This application shows a simple way to transfer a data visualization to a custom HTML Template backed by Flask.
This is about developing a tool that can reduce the nurses’ workload and stress and provide a better overview so that all important information, such as drug intolerances, are quickly noticed and taken into consideration. Thus, improving the quality of treatment and safety for patients.
The goal is to develop a digital "Medication Management Tool" in which, on the one hand, it is possible to see immediately during the shift handover whether a patient's medications have been completely administered, partially or not administered during a shift. Secondly, there is need for the existing analog medication schedule to be digitized. Up until now, all medications to be administered, intolerances, and previous illnesses have been recorded in the so-called "curve sheet," which can be found in the patient's file and is still available in paper form in many hospitals, and there is no overview for the shift handover that clearly show whether the administration of medication has been completed during a shift or whether the next shift still had to administer that medication. Since medication is a very crucial part of treatment, where forgetting or overdosing medication can have serious consequences for patients safety and health, this project would serve as an avenue to help improve efficiency and productivity for the nursing staff, who already have too much responsibility.

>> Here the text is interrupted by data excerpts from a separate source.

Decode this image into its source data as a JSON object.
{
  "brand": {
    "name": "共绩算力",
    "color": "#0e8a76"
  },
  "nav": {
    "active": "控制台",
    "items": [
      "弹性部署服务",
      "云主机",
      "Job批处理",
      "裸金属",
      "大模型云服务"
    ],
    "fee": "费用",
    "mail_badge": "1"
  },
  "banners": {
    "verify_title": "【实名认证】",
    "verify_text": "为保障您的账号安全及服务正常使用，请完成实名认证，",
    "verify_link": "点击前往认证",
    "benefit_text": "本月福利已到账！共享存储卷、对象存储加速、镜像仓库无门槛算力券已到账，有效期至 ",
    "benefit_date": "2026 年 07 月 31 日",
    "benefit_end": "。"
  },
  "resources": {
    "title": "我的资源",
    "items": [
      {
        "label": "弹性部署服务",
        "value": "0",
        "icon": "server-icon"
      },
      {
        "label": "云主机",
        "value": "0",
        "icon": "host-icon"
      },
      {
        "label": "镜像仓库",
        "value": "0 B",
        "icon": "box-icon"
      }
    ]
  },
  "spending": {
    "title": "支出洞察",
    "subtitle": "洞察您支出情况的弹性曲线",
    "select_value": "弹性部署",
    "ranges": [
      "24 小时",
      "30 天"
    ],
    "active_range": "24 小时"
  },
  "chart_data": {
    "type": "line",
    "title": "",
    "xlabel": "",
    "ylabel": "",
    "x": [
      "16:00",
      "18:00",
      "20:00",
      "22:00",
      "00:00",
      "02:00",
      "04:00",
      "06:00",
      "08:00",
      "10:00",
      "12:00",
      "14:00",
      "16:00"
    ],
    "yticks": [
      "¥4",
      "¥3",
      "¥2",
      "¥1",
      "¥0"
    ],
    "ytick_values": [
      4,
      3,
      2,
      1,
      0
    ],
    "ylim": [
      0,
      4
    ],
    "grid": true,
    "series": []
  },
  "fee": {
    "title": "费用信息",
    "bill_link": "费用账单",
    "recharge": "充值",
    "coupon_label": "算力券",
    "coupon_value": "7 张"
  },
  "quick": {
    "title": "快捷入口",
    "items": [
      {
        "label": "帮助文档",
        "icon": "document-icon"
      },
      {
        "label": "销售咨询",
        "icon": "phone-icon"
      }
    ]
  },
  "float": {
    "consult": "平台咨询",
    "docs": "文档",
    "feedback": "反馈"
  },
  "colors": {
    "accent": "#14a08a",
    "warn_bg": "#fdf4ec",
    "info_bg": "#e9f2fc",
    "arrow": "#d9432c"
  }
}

- Install Python 3.9.6 in a new environment. You need to have this exact version installed on your system. If the code below does not work. Anything from Python 3.8+ will do.
python -m venv .venv --python=python3.9.6
- Activate the environment. The code below works for bash on linux. Check the manual for different operating systems or shells. I moved the venv into a dotfolder and added this folder to .gitignore. No need to ship all modules with git :-)
source .venv/bin/activate
or environment_name\Scripts\activate
' (depending on your operating system)
- Install the dependencies from requirements.txt
pip install -r requirements.txt
- Start the application by running Flask in debug mode:
flask --app app.py --debug run
- Play around with the data and different combinations of templates.